Je restai immobile face à elle, face à ses réponses au départ si appréciable, et à la fin si brutaux. Et je n'appréciais pas spécialement ses mots.

— Pourquoi tu dis ça ? demandai-je, sur la défensive.

Elle me regarda presque désespérée et haussa les épaules.

— Parce que c'est la vérité Matthieu, il y avait du sang partout et tout couleur rouge...

— Non, pas ça, l'interrompis-je. Si ça peut t'aider à passer outre, c'est avec plaisir mais... Pourquoi préciser « on n'est plus ensemble » si ce n'est pour te faire du mal ?
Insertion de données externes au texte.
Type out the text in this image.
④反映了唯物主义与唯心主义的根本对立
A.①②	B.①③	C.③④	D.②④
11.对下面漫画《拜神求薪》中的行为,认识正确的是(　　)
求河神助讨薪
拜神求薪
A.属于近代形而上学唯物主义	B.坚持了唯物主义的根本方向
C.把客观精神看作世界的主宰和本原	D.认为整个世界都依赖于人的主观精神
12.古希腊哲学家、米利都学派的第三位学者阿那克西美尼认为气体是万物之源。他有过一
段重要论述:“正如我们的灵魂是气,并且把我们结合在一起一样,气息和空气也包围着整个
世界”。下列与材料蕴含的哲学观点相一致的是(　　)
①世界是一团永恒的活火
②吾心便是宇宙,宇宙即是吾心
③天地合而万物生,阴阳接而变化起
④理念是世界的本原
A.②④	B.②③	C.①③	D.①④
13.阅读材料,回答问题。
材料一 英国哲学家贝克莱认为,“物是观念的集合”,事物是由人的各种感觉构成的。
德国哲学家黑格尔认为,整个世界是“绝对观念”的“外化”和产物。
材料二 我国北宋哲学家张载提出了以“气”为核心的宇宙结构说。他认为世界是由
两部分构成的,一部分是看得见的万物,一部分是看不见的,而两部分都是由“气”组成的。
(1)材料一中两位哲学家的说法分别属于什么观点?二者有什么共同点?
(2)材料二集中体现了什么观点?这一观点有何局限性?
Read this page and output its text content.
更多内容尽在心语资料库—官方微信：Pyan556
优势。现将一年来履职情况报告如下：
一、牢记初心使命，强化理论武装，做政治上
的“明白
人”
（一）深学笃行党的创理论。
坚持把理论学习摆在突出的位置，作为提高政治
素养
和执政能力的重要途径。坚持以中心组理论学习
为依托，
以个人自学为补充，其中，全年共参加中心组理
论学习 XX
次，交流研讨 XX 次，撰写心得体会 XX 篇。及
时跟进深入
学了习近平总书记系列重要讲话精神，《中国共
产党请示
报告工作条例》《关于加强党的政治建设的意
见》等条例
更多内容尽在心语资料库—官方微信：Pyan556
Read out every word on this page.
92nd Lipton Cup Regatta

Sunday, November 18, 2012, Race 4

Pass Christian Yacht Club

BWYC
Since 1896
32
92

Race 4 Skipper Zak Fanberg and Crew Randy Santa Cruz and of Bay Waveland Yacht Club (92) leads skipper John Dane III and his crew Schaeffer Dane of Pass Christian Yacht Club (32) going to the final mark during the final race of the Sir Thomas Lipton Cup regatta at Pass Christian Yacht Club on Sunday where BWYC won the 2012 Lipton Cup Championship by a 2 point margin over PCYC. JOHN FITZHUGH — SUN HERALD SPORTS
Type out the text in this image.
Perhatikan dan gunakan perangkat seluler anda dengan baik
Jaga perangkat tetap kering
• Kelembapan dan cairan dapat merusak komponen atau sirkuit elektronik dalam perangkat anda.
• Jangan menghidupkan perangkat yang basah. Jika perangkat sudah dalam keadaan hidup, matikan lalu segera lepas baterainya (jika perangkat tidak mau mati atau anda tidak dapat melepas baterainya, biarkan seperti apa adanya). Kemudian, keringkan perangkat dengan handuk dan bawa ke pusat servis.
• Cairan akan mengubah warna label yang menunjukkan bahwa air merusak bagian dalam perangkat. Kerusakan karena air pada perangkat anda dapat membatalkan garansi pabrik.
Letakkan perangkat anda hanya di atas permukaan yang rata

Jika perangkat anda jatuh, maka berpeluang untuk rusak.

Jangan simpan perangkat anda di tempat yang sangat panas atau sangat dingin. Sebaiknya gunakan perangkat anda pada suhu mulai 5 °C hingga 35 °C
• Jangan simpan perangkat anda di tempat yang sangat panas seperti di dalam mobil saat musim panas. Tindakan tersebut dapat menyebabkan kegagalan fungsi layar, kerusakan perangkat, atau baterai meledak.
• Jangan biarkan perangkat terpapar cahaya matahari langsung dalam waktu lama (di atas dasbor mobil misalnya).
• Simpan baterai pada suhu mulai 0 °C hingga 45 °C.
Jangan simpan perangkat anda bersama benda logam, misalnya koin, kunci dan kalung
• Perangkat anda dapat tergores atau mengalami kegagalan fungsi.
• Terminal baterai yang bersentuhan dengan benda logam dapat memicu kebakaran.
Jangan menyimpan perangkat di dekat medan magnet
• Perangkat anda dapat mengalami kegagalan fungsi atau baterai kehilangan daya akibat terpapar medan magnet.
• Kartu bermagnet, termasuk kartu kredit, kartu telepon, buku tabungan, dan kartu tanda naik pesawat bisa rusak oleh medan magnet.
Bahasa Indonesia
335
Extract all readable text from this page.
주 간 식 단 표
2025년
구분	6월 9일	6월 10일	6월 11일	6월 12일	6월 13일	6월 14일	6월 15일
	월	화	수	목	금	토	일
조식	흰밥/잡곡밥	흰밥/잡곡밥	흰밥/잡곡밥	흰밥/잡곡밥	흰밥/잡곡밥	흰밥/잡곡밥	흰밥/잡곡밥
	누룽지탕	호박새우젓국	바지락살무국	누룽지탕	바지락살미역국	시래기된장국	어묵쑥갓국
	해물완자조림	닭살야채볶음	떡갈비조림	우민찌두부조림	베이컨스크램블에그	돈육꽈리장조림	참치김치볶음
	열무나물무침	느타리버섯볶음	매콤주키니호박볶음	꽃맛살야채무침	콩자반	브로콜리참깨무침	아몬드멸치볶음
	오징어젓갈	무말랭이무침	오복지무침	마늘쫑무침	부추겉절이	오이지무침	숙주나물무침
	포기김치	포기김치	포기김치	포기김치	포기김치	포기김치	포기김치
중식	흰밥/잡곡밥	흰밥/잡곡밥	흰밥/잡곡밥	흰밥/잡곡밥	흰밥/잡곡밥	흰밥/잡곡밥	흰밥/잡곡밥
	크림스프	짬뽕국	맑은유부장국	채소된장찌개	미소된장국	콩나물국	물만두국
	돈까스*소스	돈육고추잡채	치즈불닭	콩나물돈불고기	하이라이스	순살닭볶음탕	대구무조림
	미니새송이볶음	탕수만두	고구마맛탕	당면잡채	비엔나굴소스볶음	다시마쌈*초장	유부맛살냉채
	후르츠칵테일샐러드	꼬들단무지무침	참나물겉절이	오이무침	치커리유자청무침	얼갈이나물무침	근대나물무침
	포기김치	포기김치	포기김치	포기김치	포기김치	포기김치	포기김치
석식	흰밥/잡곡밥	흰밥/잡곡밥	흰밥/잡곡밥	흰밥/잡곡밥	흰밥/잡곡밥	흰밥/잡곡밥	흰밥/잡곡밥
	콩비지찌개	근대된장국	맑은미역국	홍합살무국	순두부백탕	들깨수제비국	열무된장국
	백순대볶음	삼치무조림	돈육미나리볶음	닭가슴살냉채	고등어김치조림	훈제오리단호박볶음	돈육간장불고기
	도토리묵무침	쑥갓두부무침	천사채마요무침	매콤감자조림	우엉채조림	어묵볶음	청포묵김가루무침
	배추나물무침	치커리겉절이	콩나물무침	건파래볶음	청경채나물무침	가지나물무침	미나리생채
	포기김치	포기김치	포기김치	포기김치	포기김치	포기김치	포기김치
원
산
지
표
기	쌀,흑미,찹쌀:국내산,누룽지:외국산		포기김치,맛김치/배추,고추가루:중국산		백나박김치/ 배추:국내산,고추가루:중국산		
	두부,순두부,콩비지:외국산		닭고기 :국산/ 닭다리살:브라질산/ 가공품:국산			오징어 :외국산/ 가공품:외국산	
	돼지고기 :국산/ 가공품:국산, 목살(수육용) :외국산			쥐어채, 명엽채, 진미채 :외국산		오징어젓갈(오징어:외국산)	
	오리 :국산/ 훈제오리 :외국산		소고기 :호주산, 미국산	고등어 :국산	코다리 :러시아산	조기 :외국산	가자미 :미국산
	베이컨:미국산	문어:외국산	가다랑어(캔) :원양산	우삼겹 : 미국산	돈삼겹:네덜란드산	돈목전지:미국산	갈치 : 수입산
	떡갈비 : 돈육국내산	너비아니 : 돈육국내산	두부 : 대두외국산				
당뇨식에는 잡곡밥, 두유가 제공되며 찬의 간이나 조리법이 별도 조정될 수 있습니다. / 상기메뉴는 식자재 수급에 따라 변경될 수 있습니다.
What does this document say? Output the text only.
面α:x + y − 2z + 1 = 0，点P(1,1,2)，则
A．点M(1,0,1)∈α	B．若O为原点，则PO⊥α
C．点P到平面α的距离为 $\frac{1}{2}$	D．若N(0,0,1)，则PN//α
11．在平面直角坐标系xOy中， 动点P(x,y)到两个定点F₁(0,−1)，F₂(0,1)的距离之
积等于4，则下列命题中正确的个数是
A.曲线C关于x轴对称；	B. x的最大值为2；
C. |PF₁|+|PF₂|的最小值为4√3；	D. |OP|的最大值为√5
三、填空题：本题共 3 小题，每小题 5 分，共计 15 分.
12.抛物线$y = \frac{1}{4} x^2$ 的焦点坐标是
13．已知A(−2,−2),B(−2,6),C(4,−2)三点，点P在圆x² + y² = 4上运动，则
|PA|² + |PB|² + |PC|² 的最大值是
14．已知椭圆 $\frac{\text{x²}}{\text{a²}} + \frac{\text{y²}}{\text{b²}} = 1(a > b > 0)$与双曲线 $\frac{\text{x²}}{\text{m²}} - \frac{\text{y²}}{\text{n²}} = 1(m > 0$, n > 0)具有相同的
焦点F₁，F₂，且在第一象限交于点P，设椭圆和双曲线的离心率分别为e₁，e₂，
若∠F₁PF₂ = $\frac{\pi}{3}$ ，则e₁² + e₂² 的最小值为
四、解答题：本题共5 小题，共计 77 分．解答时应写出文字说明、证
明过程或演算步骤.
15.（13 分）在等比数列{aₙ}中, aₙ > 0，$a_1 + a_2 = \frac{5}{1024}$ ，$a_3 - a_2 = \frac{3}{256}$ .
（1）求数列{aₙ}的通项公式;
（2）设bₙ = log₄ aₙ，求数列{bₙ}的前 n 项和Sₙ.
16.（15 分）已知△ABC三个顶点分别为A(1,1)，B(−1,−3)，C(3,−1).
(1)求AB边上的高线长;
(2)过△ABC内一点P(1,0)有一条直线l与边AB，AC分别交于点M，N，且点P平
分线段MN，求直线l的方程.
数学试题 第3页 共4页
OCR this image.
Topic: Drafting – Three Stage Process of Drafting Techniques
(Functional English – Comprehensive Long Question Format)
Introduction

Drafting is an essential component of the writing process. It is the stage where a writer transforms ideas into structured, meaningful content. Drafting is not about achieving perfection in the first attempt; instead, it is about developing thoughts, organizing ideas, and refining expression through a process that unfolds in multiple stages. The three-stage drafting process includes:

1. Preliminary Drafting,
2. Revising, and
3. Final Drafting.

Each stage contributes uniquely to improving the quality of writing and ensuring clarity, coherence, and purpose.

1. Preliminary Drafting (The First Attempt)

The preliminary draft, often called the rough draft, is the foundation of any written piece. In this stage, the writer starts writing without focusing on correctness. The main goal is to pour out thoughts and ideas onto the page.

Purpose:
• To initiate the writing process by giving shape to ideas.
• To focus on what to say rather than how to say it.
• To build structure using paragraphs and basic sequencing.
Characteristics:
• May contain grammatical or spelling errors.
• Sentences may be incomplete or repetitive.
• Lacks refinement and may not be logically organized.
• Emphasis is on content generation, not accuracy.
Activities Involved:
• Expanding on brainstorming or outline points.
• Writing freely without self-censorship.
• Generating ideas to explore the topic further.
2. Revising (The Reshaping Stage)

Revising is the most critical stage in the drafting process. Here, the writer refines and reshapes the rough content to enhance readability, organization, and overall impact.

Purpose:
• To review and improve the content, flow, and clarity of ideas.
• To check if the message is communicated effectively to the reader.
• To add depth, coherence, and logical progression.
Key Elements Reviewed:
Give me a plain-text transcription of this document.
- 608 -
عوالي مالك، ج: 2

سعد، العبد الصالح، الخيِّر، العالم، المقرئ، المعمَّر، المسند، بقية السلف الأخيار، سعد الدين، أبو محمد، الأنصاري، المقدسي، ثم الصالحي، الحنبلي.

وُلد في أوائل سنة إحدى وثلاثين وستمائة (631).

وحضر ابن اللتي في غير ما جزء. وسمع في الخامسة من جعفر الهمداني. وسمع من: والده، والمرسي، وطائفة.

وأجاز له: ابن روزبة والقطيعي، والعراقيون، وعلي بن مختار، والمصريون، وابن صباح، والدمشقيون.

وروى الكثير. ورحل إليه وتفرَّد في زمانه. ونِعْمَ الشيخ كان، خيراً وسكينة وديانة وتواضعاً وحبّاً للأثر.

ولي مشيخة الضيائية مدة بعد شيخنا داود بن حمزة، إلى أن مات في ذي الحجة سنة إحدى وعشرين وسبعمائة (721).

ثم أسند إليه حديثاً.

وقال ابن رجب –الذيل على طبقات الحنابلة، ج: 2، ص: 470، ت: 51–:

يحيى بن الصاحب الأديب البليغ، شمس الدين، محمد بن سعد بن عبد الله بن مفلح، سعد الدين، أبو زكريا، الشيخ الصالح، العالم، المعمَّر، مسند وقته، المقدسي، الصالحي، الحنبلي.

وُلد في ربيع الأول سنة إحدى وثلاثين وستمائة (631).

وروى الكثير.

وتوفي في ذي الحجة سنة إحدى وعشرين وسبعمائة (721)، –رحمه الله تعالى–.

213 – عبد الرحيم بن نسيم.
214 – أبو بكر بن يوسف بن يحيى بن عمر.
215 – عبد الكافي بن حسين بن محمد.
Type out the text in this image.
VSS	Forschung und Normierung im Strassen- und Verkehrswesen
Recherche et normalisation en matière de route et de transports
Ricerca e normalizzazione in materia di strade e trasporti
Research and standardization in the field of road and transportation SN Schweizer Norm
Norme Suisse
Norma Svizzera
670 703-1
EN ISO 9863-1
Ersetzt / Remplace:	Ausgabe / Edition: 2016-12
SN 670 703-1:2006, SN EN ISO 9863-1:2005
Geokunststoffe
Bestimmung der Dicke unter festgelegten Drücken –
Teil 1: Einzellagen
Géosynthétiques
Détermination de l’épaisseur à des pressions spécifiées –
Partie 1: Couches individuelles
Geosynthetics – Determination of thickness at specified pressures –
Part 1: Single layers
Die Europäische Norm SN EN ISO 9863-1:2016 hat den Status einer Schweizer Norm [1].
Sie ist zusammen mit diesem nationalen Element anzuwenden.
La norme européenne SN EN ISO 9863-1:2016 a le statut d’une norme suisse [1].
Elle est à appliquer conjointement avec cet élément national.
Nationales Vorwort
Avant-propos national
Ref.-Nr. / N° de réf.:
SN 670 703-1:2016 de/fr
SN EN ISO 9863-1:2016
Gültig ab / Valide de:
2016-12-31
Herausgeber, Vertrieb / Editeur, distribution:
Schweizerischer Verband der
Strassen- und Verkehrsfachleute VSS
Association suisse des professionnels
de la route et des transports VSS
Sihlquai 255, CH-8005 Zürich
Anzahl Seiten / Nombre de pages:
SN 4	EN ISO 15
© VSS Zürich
Son air soudain dépité, elle secoua la tête. Ce n'était pas la première fois qu'elle réagissait ainsi et je compris que je n'aurais pas la réponse que j'attendais. D'étrange bonne humeur, je fis le choix de passer outre et ne pas insister. Nous étions là pour passer du temps ensemble, pour passer du bon temps, et cela allait durer toute l'après-midi alors il valait mieux pour moi que je prenne sur ma personne. Je la rejoignis rapidement, alors qu'elle avait avancé dans le rayon et pointait du doigt un vert mentholé pastel.